Hi!
I have found such 2 discussions about an interesting behavior when the very first batch takes more time than the subsequent ones:
- python - GPU memory consumption and inference time is higher for first inference - Stack Overflow
- https://groups.google.com/g/torch7/c/tuQF7lSNU7Y
I did an experiment:
from transformers import AutoModel, AutoTokenizer
import time
model = AutoModel.from_pretrained("bert-base-uncased").cuda()

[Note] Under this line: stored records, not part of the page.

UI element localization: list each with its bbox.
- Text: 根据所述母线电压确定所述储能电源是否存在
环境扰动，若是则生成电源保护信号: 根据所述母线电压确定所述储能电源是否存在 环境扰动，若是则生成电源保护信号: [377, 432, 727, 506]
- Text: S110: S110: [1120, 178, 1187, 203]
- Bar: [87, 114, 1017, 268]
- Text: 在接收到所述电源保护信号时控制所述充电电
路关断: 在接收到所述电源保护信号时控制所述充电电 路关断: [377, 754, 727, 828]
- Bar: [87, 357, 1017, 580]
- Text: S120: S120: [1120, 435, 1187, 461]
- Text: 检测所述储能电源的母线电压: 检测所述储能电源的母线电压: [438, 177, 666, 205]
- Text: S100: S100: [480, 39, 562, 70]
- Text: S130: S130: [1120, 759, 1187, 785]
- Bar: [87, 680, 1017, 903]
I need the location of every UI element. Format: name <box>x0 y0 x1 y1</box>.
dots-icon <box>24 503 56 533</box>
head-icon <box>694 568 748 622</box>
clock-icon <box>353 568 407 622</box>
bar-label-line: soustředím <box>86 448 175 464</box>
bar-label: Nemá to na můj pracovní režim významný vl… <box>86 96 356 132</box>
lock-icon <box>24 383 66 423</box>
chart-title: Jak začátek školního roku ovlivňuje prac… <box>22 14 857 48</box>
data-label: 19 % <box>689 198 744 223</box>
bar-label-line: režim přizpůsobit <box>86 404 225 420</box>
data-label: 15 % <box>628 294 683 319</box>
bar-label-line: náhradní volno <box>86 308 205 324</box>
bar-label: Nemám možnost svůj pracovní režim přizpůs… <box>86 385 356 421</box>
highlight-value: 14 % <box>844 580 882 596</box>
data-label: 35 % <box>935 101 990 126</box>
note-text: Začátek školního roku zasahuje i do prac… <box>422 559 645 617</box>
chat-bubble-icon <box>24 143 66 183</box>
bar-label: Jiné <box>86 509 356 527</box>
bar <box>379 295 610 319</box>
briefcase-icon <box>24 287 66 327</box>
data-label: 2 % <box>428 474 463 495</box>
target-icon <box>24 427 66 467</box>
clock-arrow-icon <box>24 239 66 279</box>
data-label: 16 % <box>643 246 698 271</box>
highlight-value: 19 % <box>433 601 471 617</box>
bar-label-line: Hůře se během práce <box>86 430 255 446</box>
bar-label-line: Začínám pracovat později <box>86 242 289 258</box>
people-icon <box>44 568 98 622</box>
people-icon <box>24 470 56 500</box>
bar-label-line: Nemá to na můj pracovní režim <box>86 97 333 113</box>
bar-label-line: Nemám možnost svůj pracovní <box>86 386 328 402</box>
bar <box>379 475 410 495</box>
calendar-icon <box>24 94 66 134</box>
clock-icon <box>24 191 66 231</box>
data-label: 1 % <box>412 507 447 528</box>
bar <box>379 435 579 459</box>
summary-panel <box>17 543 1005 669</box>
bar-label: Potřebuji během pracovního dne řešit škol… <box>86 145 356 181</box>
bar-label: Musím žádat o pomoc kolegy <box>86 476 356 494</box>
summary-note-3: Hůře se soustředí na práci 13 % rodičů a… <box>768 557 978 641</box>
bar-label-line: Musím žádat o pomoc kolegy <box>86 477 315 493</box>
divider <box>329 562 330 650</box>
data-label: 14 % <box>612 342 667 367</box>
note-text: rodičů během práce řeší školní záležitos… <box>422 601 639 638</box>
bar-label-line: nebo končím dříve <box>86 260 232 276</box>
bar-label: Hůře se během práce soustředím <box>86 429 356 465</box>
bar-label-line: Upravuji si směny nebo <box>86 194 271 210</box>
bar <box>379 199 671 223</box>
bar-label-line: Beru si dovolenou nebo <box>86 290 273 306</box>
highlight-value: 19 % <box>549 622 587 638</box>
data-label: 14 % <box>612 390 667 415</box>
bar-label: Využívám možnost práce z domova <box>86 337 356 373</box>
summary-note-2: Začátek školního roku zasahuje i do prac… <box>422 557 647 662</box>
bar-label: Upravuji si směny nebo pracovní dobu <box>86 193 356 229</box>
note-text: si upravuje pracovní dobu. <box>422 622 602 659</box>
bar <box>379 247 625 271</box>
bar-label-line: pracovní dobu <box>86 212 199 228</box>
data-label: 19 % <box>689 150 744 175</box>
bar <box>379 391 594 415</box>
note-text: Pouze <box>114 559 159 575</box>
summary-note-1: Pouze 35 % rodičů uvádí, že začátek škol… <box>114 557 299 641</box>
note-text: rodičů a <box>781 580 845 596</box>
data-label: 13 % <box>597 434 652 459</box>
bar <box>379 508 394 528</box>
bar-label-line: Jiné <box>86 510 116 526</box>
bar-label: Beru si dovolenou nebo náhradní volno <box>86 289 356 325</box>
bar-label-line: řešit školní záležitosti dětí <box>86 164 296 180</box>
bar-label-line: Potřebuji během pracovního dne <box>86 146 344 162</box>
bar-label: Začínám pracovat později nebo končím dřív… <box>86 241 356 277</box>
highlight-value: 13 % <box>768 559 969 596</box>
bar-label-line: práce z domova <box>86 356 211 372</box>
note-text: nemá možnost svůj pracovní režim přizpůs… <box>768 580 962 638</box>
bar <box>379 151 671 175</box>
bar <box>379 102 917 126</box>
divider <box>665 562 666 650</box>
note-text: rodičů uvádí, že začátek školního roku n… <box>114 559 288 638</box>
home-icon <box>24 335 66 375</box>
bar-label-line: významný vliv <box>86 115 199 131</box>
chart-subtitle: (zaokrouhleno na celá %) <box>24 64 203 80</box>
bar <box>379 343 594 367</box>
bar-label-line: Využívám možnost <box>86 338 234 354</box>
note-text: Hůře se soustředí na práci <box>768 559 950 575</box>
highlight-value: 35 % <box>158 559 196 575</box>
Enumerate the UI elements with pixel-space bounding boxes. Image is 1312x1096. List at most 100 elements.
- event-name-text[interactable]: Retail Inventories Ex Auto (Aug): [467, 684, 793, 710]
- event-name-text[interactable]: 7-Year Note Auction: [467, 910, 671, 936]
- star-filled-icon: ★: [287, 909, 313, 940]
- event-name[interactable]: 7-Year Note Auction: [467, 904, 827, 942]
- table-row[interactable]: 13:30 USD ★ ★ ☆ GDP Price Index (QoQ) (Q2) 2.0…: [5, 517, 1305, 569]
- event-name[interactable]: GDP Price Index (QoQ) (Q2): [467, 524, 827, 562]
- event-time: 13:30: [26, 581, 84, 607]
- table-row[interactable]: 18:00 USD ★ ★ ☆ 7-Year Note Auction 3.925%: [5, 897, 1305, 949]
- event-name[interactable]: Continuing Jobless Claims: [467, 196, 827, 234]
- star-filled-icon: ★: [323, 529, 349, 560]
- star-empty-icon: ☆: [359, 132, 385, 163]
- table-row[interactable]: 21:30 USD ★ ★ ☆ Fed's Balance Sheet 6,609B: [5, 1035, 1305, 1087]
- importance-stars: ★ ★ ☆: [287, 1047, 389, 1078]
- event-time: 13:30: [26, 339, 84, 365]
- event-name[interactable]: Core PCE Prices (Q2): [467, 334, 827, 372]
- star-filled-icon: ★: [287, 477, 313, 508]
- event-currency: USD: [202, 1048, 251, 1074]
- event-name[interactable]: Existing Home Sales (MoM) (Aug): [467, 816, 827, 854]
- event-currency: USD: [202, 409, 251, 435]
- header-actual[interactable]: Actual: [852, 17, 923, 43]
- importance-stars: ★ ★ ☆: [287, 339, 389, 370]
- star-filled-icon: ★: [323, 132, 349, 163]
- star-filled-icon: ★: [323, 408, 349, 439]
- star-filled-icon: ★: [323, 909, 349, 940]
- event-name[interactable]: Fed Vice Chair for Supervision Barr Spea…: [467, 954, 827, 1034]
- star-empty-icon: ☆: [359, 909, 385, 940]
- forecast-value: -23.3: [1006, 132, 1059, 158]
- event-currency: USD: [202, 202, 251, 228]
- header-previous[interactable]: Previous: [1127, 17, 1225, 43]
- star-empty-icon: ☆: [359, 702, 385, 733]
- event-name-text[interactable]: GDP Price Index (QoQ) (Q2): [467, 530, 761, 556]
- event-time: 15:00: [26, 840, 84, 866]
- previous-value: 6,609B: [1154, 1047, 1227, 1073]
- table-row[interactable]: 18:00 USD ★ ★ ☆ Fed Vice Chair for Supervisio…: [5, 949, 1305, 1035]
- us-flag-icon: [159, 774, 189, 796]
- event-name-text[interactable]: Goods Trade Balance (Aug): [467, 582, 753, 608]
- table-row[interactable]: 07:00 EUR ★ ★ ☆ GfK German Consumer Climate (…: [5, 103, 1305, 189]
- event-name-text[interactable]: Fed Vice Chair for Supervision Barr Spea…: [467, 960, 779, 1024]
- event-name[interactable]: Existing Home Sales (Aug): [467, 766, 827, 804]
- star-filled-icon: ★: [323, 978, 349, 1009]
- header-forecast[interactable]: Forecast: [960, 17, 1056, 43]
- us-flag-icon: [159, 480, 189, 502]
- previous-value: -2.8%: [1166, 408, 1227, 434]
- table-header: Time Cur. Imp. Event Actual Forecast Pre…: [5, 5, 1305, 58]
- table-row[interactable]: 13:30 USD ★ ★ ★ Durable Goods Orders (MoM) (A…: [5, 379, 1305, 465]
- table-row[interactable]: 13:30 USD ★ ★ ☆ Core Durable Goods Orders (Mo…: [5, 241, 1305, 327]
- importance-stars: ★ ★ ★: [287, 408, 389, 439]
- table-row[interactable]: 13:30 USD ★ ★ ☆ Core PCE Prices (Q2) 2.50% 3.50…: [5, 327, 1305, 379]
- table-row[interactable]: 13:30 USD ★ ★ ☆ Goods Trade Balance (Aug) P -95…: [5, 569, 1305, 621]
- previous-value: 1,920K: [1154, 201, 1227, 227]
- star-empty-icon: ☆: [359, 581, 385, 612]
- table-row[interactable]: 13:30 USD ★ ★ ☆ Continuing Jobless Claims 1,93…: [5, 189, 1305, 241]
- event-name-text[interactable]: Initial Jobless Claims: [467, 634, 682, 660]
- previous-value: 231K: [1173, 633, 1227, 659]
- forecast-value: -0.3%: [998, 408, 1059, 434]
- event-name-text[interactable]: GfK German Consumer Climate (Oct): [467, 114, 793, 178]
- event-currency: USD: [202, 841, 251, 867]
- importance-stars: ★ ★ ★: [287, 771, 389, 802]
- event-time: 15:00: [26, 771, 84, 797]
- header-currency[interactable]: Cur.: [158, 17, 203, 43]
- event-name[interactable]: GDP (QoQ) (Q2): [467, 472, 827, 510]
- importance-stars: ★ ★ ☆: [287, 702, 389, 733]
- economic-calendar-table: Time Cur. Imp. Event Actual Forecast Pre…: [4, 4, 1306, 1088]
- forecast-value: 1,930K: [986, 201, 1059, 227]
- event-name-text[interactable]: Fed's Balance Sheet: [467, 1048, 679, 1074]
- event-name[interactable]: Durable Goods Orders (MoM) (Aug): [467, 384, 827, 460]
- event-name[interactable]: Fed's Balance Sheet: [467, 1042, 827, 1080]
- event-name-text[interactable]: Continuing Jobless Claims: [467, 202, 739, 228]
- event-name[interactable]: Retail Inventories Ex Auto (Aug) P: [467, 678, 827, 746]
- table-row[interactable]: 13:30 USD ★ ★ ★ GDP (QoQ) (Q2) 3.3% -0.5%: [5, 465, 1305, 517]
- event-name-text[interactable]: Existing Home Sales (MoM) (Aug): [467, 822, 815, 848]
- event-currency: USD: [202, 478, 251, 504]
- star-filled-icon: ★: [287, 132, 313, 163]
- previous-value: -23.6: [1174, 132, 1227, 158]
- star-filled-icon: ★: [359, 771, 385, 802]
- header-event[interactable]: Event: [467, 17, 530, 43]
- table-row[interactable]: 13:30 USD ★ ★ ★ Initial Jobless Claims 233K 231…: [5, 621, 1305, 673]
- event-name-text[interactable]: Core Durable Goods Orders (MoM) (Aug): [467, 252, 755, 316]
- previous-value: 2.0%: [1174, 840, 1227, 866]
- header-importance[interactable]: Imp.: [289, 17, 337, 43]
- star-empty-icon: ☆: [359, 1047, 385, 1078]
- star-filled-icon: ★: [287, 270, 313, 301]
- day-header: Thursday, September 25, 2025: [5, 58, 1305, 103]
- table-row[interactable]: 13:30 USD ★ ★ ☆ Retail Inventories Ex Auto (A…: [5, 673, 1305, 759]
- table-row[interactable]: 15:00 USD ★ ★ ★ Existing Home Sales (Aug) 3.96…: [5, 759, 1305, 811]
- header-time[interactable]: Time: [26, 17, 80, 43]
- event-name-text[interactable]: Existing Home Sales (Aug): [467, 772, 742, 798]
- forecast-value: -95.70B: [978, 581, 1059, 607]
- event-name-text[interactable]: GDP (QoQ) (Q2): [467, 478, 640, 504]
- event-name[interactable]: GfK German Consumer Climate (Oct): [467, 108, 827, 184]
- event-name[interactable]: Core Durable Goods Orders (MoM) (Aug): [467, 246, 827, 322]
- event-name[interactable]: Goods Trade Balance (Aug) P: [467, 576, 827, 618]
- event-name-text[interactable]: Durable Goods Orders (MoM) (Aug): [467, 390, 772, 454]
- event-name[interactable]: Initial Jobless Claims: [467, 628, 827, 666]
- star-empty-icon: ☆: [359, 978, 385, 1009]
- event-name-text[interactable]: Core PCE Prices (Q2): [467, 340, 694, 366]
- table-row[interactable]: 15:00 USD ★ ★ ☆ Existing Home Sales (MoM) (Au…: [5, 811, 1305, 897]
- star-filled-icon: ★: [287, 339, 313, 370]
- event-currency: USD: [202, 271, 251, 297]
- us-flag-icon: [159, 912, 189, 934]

tokenizer = AutoTokenizer.from_pretrained("bert-base-uncased")
# create dummy input
input_ids = tokenizer("Hello, my dog is cute", return_tensors="pt")
for i in range(5):
for j in range(5):
start = time.time()
output = model(**input_ids.to("cuda"))
took = time.time() - start
print(j, ":", took)
time.sleep(40)
print("==============")
and I got the following output:
0 : 0.23949980735778809
1 : 0.005326509475708008
2 : 0.005161285400390625
3 : 0.005240917205810547
4 : 0.005146026611328125
==============
0 : 0.028321504592895508
1 : 0.005590200424194336
2 : 0.005166530609130859
3 : 0.0049932003021240234
4 : 0.004933595657348633
==============
0 : 0.023855924606323242
1 : 0.0057294368743896484
2 : 0.005516767501831055
3 : 0.006219148635864258
4 : 0.005515336990356445
==============
0 : 0.020789623260498047
1 : 0.005784273147583008
2 : 0.0058591365814208984
3 : 0.005324840545654297
4 : 0.005706787109375
==============
0 : 0.02687668800354004
1 : 0.008355855941772461
2 : 0.006246089935302734
3 : 0.006096601486206055
4 : 0.005678415298461914
==============
As you see, I was able to reproduce this behavior. What is very interesting - it’s that after sleeping some cache is reset.
And my question is: is it possible to remove this behavior using Optimum or other acceleration techniques?